Security record rules
When given access to a Model, by default users will be able to access all its records. But in some cases, we need to restrict the particular records each user should be able to access. This is possible using record rules, which define domain filters to automatically be enforced when performing read or write operations.
For example, in our to-do app, the To-do Items are expected to be private, so we want users to only be able to see their own items. We need a record rule to filter only the records created by the current user:
- The create_uid field is automatically added by the framework, and stores the user that created the record, and we can use it to see who owns each record
- The current user is available in the user variable, a user variable browse object available in the context where the domain filter is evaluated
We can use this in a domain expression to achieve our goal: [('create_uid', '=', user.id)].
Record rules are available in the Settings | Technical | Security | Record Rules menu. Navigate there and create a new Record Rules, with the following values:
- Name: A descriptive title, such as To-do Own Items
- Object: Select the Model from the list, To-do Item in our case
- Access Rights: The actions where the rule will be applied; leave all checked
- Rule Definition: The Domain Filter, [('create_uid', '=', user.id)]

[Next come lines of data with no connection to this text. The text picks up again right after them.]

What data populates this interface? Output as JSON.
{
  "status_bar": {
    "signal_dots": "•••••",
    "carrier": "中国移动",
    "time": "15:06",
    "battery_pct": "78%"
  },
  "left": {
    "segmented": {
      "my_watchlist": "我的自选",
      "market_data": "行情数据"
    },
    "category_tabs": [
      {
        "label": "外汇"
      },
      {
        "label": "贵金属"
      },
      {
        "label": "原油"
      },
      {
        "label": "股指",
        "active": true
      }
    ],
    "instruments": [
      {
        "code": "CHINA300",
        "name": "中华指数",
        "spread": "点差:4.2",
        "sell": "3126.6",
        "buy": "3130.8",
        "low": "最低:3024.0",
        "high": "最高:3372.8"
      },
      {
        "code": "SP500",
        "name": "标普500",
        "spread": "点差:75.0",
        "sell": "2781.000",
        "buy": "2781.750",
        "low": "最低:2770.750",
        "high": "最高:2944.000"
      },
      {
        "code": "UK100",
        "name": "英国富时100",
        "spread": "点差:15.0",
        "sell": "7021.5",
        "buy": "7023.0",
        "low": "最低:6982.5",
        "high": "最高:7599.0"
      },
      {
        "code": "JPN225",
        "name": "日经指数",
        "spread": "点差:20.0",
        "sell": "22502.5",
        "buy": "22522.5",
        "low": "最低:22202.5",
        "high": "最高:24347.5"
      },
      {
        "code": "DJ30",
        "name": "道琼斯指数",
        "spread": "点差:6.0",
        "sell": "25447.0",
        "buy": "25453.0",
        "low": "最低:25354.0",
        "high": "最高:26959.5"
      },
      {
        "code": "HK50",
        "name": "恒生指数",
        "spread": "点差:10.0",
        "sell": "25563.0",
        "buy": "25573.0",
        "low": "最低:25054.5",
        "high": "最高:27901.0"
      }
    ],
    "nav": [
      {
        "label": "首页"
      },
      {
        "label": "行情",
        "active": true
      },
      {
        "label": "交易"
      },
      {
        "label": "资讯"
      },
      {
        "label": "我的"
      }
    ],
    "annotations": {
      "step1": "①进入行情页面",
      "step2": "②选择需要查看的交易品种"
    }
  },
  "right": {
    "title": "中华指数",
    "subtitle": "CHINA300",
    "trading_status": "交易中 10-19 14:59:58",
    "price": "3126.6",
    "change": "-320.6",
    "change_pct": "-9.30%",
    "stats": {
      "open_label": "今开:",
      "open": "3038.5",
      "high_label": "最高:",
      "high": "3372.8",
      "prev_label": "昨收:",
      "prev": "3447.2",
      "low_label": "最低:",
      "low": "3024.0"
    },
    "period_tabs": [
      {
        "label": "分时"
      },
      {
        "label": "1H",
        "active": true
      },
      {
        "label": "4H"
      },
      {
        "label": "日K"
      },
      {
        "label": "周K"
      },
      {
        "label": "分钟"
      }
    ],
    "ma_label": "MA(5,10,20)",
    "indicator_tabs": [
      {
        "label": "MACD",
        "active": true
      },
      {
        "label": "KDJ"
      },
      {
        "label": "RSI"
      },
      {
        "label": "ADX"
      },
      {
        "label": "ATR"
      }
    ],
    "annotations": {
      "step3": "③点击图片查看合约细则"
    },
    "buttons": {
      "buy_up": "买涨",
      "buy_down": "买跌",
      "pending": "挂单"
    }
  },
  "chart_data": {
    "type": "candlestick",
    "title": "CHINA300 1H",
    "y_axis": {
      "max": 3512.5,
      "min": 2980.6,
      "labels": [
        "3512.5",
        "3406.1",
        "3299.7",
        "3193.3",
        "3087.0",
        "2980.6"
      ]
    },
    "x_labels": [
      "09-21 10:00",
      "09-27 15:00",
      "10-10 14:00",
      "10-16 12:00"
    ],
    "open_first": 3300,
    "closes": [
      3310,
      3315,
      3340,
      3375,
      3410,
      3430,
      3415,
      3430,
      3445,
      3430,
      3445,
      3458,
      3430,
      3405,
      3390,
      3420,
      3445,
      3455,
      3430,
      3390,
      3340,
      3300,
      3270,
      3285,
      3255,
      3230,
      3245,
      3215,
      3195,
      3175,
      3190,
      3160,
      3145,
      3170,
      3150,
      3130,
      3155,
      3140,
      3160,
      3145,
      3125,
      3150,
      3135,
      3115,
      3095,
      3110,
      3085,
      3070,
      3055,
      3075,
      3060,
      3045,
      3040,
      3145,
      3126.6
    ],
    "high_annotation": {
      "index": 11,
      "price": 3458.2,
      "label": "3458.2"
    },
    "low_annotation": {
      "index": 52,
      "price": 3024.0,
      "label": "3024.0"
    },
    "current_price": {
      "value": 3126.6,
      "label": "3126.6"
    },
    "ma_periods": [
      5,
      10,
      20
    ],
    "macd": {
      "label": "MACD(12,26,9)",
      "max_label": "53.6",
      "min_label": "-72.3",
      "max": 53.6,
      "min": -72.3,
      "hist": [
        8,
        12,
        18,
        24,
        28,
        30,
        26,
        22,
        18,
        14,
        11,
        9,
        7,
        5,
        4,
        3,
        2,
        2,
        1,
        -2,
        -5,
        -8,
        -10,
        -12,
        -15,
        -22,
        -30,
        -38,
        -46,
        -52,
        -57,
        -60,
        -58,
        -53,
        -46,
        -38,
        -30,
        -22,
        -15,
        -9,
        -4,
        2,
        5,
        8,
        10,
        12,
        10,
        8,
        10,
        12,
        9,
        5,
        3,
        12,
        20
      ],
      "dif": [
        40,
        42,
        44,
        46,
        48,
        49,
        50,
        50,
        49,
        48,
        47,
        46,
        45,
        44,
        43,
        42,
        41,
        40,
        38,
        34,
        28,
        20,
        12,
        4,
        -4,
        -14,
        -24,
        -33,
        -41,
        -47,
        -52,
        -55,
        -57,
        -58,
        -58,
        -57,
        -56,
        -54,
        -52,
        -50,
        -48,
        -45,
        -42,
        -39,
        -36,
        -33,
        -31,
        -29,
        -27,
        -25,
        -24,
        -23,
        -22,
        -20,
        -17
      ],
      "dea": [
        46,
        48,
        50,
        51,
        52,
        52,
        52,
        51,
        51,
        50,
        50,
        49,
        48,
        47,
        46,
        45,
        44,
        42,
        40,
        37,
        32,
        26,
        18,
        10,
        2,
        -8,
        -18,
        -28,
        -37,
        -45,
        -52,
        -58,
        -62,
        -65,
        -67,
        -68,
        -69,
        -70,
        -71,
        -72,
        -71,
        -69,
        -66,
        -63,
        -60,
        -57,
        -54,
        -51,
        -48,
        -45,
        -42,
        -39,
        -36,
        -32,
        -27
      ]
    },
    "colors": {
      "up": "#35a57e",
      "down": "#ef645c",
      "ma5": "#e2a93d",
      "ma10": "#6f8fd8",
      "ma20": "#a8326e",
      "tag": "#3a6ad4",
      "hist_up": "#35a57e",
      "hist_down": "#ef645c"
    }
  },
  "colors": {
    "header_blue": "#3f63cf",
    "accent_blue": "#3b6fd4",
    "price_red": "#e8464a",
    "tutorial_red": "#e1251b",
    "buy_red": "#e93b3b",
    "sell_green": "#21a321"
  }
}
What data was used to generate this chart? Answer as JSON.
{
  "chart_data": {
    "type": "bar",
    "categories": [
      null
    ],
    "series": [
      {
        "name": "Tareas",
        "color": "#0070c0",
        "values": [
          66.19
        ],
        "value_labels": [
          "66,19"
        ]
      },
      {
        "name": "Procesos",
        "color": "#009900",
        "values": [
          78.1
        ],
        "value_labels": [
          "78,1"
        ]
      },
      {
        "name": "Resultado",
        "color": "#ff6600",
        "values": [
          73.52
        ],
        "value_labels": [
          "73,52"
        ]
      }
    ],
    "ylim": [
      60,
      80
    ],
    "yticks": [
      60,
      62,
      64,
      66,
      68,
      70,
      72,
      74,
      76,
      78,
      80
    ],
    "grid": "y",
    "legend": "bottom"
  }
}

- Groups: The security groups it applies to; select and add the To-do User group
This is how the Record Rules definition will look like:
And we're done. You can now try this new rule by creating a couple of to-do items with both the Admin and Demo users. Each should be able to see only their own items. The Record Rules can be switched off through the box button in the upper-right corner of the form. If you try that and check the to-do item list, you should see all the items from all users.